If you pay close attention to my shopping results, you have probably noticed that I buy a LOT of pasta. A ridiculous amount, really. Enough to make you envision a whole room of my house filled from floor to ceiling with nothing but (practically free) noodles.
Sadly, that is not the case.
My kids love noodles. They would eat them for breakfast, lunch, and dinner if I left them. They are probably just a few steps away from pasta rehab, if there is such a thing.
And I gotta tell you, I’m not really a big fan of pasta. Spaghetti with red sauce has always grossed me out, even as a kid, reminding me of something I won’t mention here, for fear of ruining it for the rest of you. I use red sauce in all sorts of other recipes, and we eat a lot of pasta, but I never, ever, ever buy spaghetti noodles. Angel hair, yes. Penne, BowTie, Ziti, Spiral…all fine and dandy. But never spaghetti.
I realize have issues. At this point in my life, I’m just going to let it go.
Out of necessity, I’ve had to find a few “happy medium” pasta recipes that can satisfy all of us.
This one is probably my favorite.
It is based on a Ina Garten (the Barefoot Contessa) recipe I found in House Beautiful magazine a few years ago. It combines 3 of my favorite things–shrimp, roasted broccoli, and garlic–into a pile of yummy deliciousness that is easy (and fast)enough to make every day yet still impressive enough to serve to guests, if need be. In short, pretty much the perfect recipe. Whenever I have broccoli in the house, I have to make it. (And to answer your question, yes, I do eat shrimp. I know it’s not a vegetable. I am one of those “cheater” vegetarians who sometimes eats seafood.)
Roasted Shrimp & Broccoli Garlic Pasta1 package long noodles (whichever you prefer) 1 large head broccoli, chopped into large bite-size pieces 1 pound shrimp (I use the pre-cooked kind from Sam’s club) 6-10 garlic cloves (depending on how much you like garlic), sliced red pepper flakes to taste, if desired. 1 1/2 cups vegetable broth or salted water 1 tablespoon parsley 1 cup parmesan cheese salt & pepper olive oil
Step 1: Preheat oven to 400 degrees.
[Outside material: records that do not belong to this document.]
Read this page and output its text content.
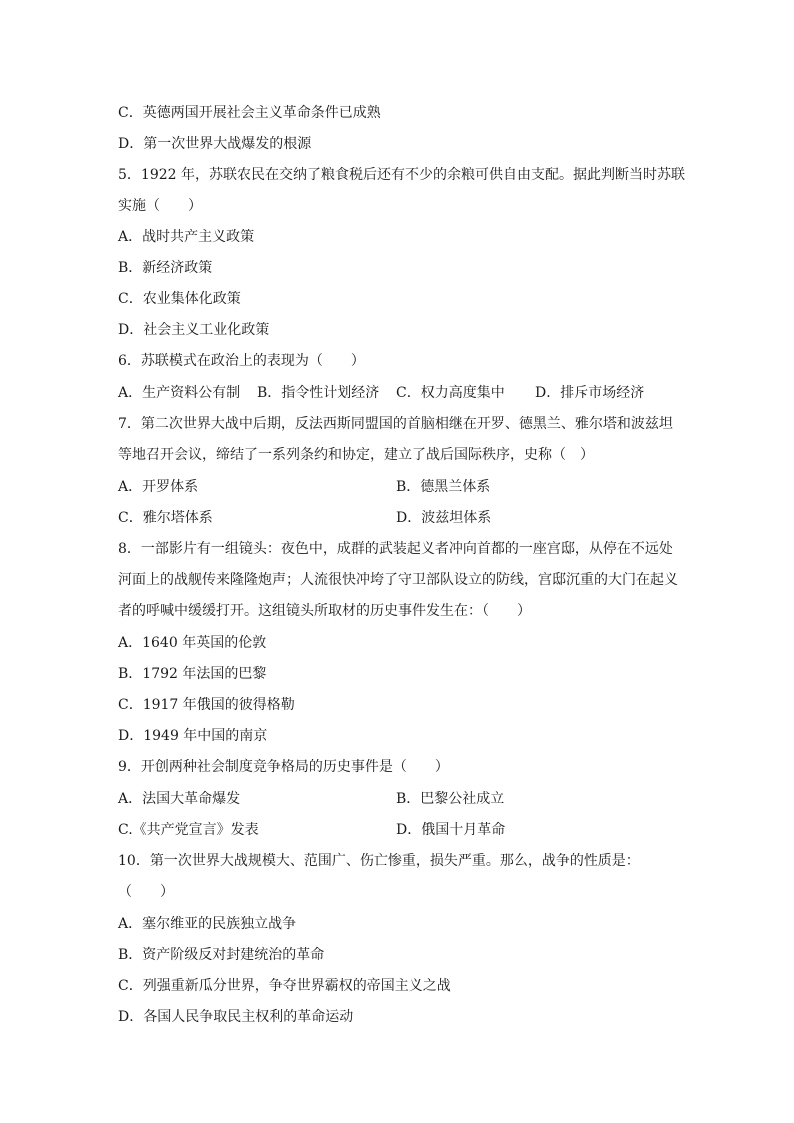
C．英德两国开展社会主义革命条件已成熟
D．第一次世界大战爆发的根源
5．1922 年，苏联农民在交纳了粮食税后还有不少的余粮可供自由支配。据此判断当时苏联
实施（　　）
A．战时共产主义政策
B．新经济政策
C．农业集体化政策
D．社会主义工业化政策
6．苏联模式在政治上的表现为（　　）
A．生产资料公有制 B．指令性计划经济 C．权力高度集中 D．排斥市场经济
7．第二次世界大战中后期，反法西斯同盟国的首脑相继在开罗、德黑兰、雅尔塔和波兹坦
等地召开会议，缔结了一系列条约和协定，建立了战后国际秩序，史称（　）
A．开罗体系	B．德黑兰体系
C．雅尔塔体系	D．波兹坦体系
8．一部影片有一组镜头：夜色中，成群的武装起义者冲向首都的一座宫邸，从停在不远处
河面上的战舰传来隆隆炮声；人流很快冲垮了守卫部队设立的防线，宫邸沉重的大门在起义
者的呼喊中缓缓打开。这组镜头所取材的历史事件发生在：（　　）
A．1640 年英国的伦敦
B．1792 年法国的巴黎
C．1917 年俄国的彼得格勒
D．1949 年中国的南京
9．开创两种社会制度竞争格局的历史事件是（　　）
A．法国大革命爆发	B．巴黎公社成立
C.《共产党宣言》发表	D．俄国十月革命
10．第一次世界大战规模大、范围广、伤亡惨重，损失严重。那么，战争的性质是：
（　　）
A．塞尔维亚的民族独立战争
B．资产阶级反对封建统治的革命
C．列强重新瓜分世界，争夺世界霸权的帝国主义之战
D．各国人民争取民主权利的革命运动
Place the chopped broccoli & shrimp in a large bowl. Pour in a couple of tablespoons of olive oil and salt and pepper to taste. Mix well so that all the shrimp and broccoli is well coated.
Step 2: Spread out shrimp & broccoli on foil-covered baking sheet. Roast for 8-10 minutes.
Step 3: While broccoli is roasting, begin boiling water in large pot. Cook pasta according to package directions. Drain, (reserving 1 1/2 cups of the water, if using in place of broth) & set aside.
Step 4: heat 3-4 tablespoons of olive oil in large wok or pot. Saute the garlic for a few minutes, stirring often, until gold brown. Add red pepper flakes, if desired. Add the water or broth to the garlic & bring to a boil. Lower heat, add 1/2 teaspoon salt, & simmer for a few minutes until water is slightly reduced.
Step 5: Add the pasta to the garlic and toss well so noodles are evenly coated and well heated. Remove from heat; add the roasted shrimp and broccoli, as well as the parsley and parmesan cheese. Toss well and serve.